Church Splits Are Driving Evangelicals to Catholicism

Church Splits Are Driving Evangelicals to Catholicism May 20, 2020

For those that don’t know the story of my conversion to the Catholic faith it centres, like many similar stories, around the issue of authority.

This week I had the privilege of sitting down and talking to yet another convert who had a conversion experience similar to mine. Sonja Corbitt was a Southern Baptist, through and through. She loved her Scriptures—in fact, she led a popular Bible study group at the Baptist church where she and her husband served in leadership.

But it was on that fateful question of authority that, like me, she began to see cracks in the watertight evangelical worldview.

For me, it began when questions around same-sex attraction and marriage and gender identity were brought up in our mid-sized non-denominational evangelical church. As a community, these issues weren’t fully fleshed out or thought through and when it came time to debate, discuss, and actually engage with them I began to realize how challenging answering these questions would be.

As an evangelical—a Christian from the Protestant tradition—we were taught that the Bible was the final arbiter of faith. In the case of same-sex marriage and gender questions, however, it seemed like evangelical theologians could come down in a variety of positions. Although, in my opinion, the Bible seemed fairly straightforward in its understanding of what marriage was, good friends within the same church community and many of the leaders mustered up good, biblical arguments to the contrary.

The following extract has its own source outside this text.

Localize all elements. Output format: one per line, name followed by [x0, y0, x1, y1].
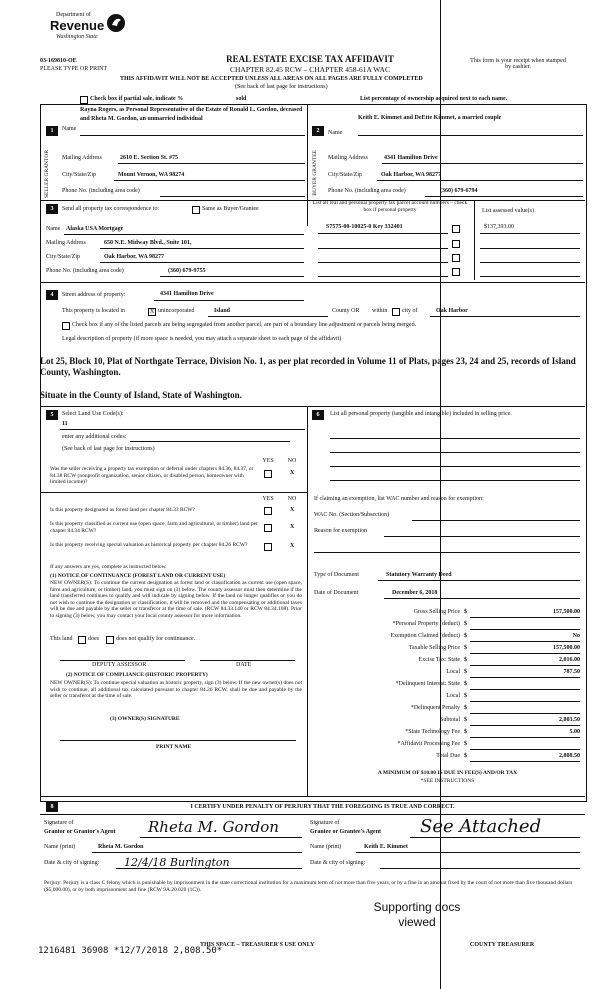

I was left with the distinct impression that if the Bible was the sole rule for my faith it was ultimately unworkable because, as I found out, the Bible needs an interpreter.

Both sides in this particular argument—on the nature of marriage—had good biblical arguments.

But this wasn’t the only issue, I came to realize, where the Bible can be used to support opposing sides of an argument. On questions of how we’re saved, who goes to Heaven, why Jesus had to die, what is the nature of God, and even, ironically, what the Bible is, can be debated at length based on quotations, evidence, and an examination of the Bible.

On its own, I realized, the Bible did not work, because we can all read the Bible and come to different conclusions—even if we read really closely and pray very hard this still seems to be the case.

For her part, Sonja agrees.

“I knew other people to be holier than I was,” she says, “and we disagreed on very important interpretations.”

Her conclusion: that the Holy Spirit can’t be confused. That there must be a right answer, but how can we find it?

After experiencing not one but two splits from the same church Sonja realized that something had gone terribly wrong with the Church that Christ intended to found. After all, the Christians she knew were reading their Bibles, were praying, and were coming to different conclusions on important topics. Conclusions which couldn’t be reconciled. Conclusions which split apart churches.

But Sonja’s perspective was clear. “What I knew,” she says, “is that division is demonic. Disunity is demonic.”

Christ intended the Church to be one, so what happened?

Sonja decided to investigate the life and writings of the first person she knew to take a stand against the Church, Martin Luther, the father of the Protestant Reformation—a reform which ultimately spawned the thousands of different Protestant denominations which exist today.

The Protestant Reformation, she realized as she poured over the writings of the Reformers, was not the reform she thought it was.

As she dug into the roots of the Reformation, in Martin Luther’s own words, she realized that what happened wasn’t an attempt to fix the Church from the inside but ultimately a definitive split, a break, from the singular authority of the Church that had been past down since the beginning.

In other words, Luther was, arguably, the first to split a church, to separate Christians from the authority that had been past down since Christ and the apostles. And the result was devastating.

I became a Catholic. Sonja did too and her story is an incredible one.

In large part, many converts just like us became Catholic for very similar reasons: the ultimate place of authority. Because while the Bible remains central, foundational, to how Catholics understand our faith, we also have the authority of the Bishops, who trace their lineage right back to the very first apostles appointed by Christ. These Bishops, in mercy and charity, exercise the power given by Christ to “bind and loose,” a rabbinical term used by Jesus to indicate the authority he was giving his apostles to teach, instruct, and guide. An authority which the apostles passed on through the laying of hands, and their successors passed on, and so did their successors, and so on right down until today.

Of course, we are not unique. As evangelical churches continue to split over questions of who can interpret what and who holds the ultimate authority the Catholic Church remains, like a lighthouse beacon, that city on the hill. A faith that offers unity that many of us craved and an authority, that ancient interpreter, which makes sense of the Scriptures. Converts like Sonja and myself and countless others have found refuge here; and, hey, it’s certainly big enough for us all.